Answers for Women in Mid-Career Crisis

DEAR JOYCE: After reading your column about mid-career menopause, I think you were mostly talking about men, but you briefly mentioned women. I am at a spot in life that most other women would rate successful. Problem: Something's missing, but as the chief earner in my family, I can't afford to make any major changes in these tight times. Can you address the "locked-room" challenge for women? -- J.V.

Is a woman's midlife a time of reckoning and re-evaluation? Do professional women break down in ways that men don't? (Yes to both questions, according to a new study.)

Although few women have written to me expressing your overarching concerns, apparently you've been drafted into an army of working women who say they're facing a major turning point in their professional lives. So reports Kathy Caprino, a Connecticut-based work-life coach and psychotherapist.

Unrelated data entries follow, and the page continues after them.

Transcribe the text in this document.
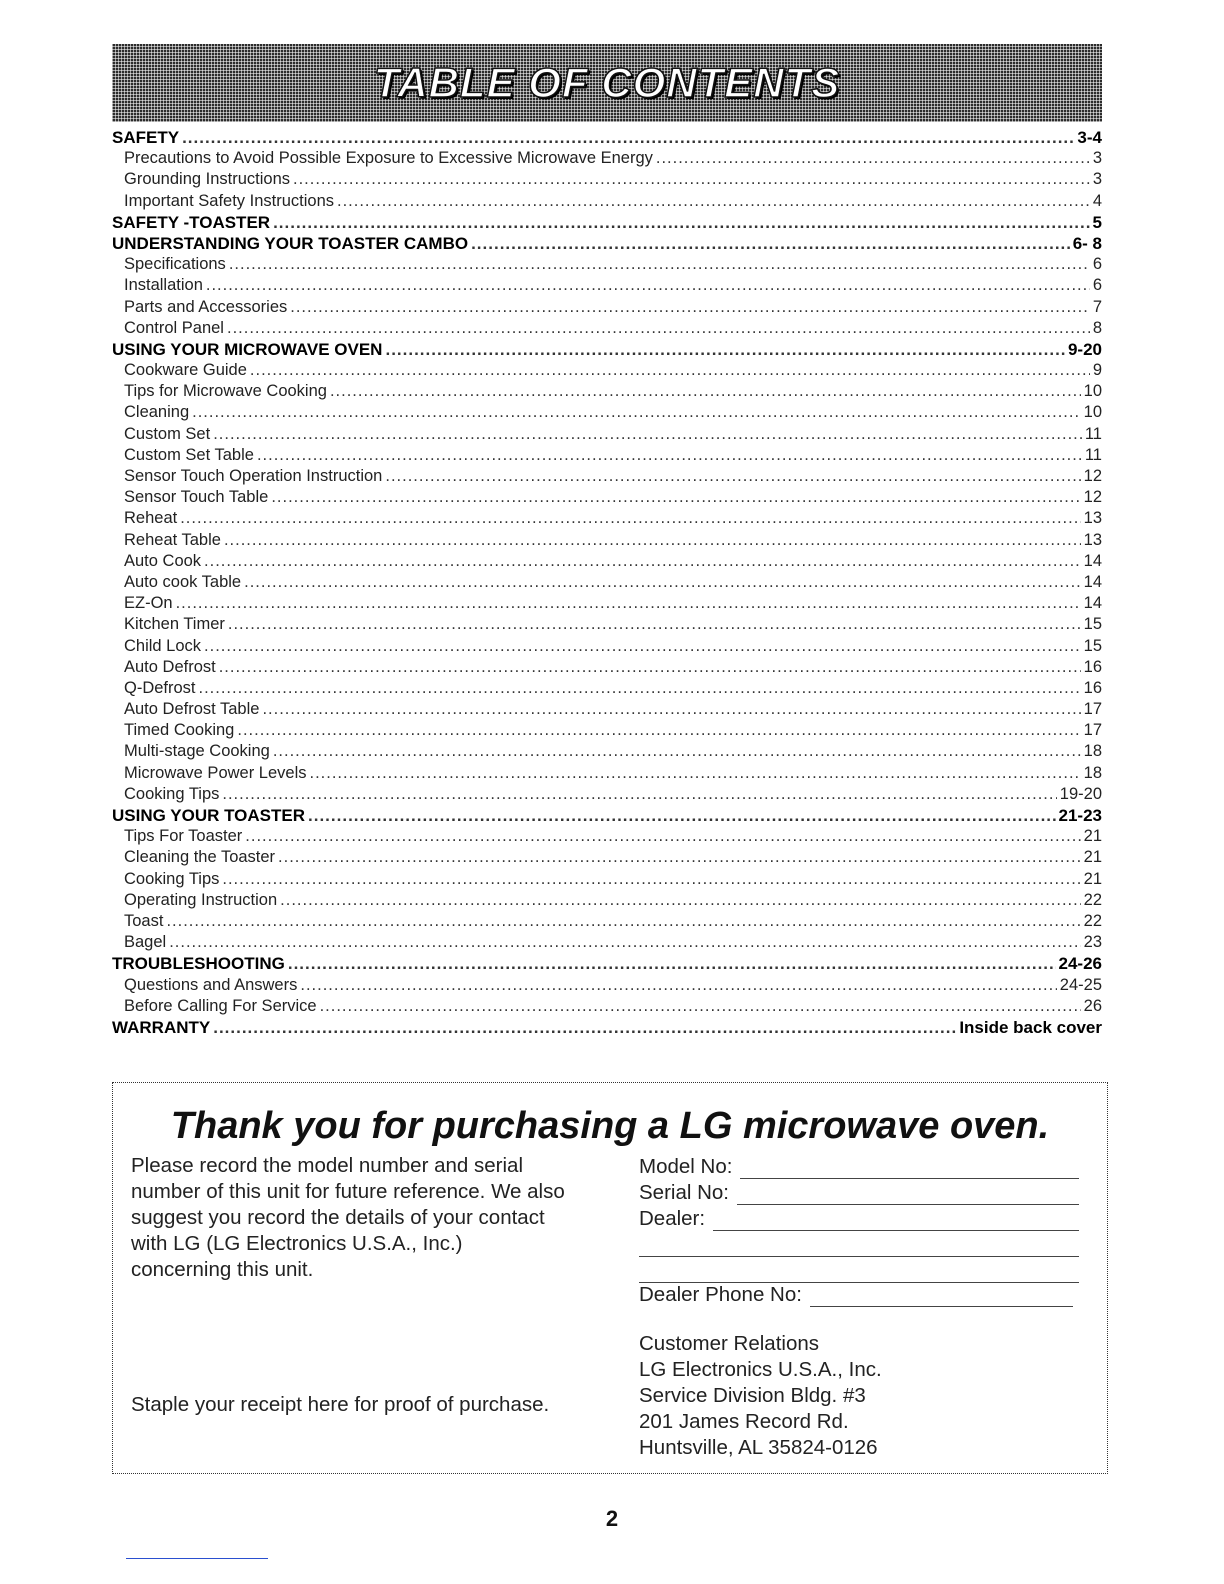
TABLE OF CONTENTS
SAFETY .....	3-4
Precautions to Avoid Possible Exposure to Excessive Microwave Energy .....	3
Grounding Instructions .....	3
Important Safety Instructions .....	4
SAFETY -TOASTER .....	5
UNDERSTANDING YOUR TOASTER CAMBO .....	6- 8
Specifications .....	6
Installation .....	6
Parts and Accessories .....	7
Control Panel .....	8
USING YOUR MICROWAVE OVEN .....	9-20
Cookware Guide .....	9
Tips for Microwave Cooking .....	10
Cleaning .....	10
Custom Set .....	11
Custom Set Table .....	11
Sensor Touch Operation Instruction .....	12
Sensor Touch Table .....	12
Reheat .....	13
Reheat Table .....	13
Auto Cook .....	14
Auto cook Table .....	14
EZ-On .....	14
Kitchen Timer .....	15
Child Lock .....	15
Auto Defrost .....	16
Q-Defrost .....	16
Auto Defrost Table .....	17
Timed Cooking .....	17
Multi-stage Cooking .....	18
Microwave Power Levels .....	18
Cooking Tips .....	19-20
USING YOUR TOASTER .....	21-23
Tips For Toaster .....	21
Cleaning the Toaster .....	21
Cooking Tips .....	21
Operating Instruction .....	22
Toast .....	22
Bagel .....	23
TROUBLESHOOTING .....	24-26
Questions and Answers .....	24-25
Before Calling For Service .....	26
WARRANTY .....	Inside back cover
Thank you for purchasing a LG microwave oven.
Please record the model number and serial
number of this unit for future reference. We also
suggest you record the details of your contact
with LG (LG Electronics U.S.A., Inc.)
concerning this unit.
Staple your receipt here for proof of purchase.
Model No:
Serial No:
Dealer:
Dealer Phone No:
Customer Relations
LG Electronics U.S.A., Inc.
Service Division Bldg. #3
201 James Record Rd.
Huntsville, AL 35824-0126
2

Caprino is the author of an important new book, "Breakdown, Breakthrough: The Professional Woman's Guide to Claiming a Life of Passion, Power, and Purpose" (Berrett-Koehler).

Caprino, in conjunction with the Esteemed Woman Foundation, spent a year conducting a national study, finding that seven out of 10 working women are questioning their status quo and want change: "After devoting years to building successful careers, most of them feel that their professional lives and identities no longer work."

Caprino identifies a dozen common crises of professional women, including chronic health problems, financial bondage and painful losses of the "real me," and presents a new holistic model for overcoming them.

In the category of women's self-help books, "Breakdown, Breakthrough" is a quality choice to remember.

DEAR JOYCE: I, too, am a first-timer at being unemployed -- a topic you recently discussed. I don't much care for it, especially as I am now in my 14th month without a job. My self-esteem has never been lower. At 48, I'm too young to retire, and having just lost 30 percent of my IRA and 401(k)'s value in the current economic market, I need to work.

I have worked continuously since I was in my mid-teens and have never been without a job. After months of frustration, I've become much more aggressive at playing detective and finding out who the "real" hiring managers are, and am writing to them directly. So far no luck, but I will keep trying, as I fully agree with you that I must enlarge my network, even though it was extensive to begin with.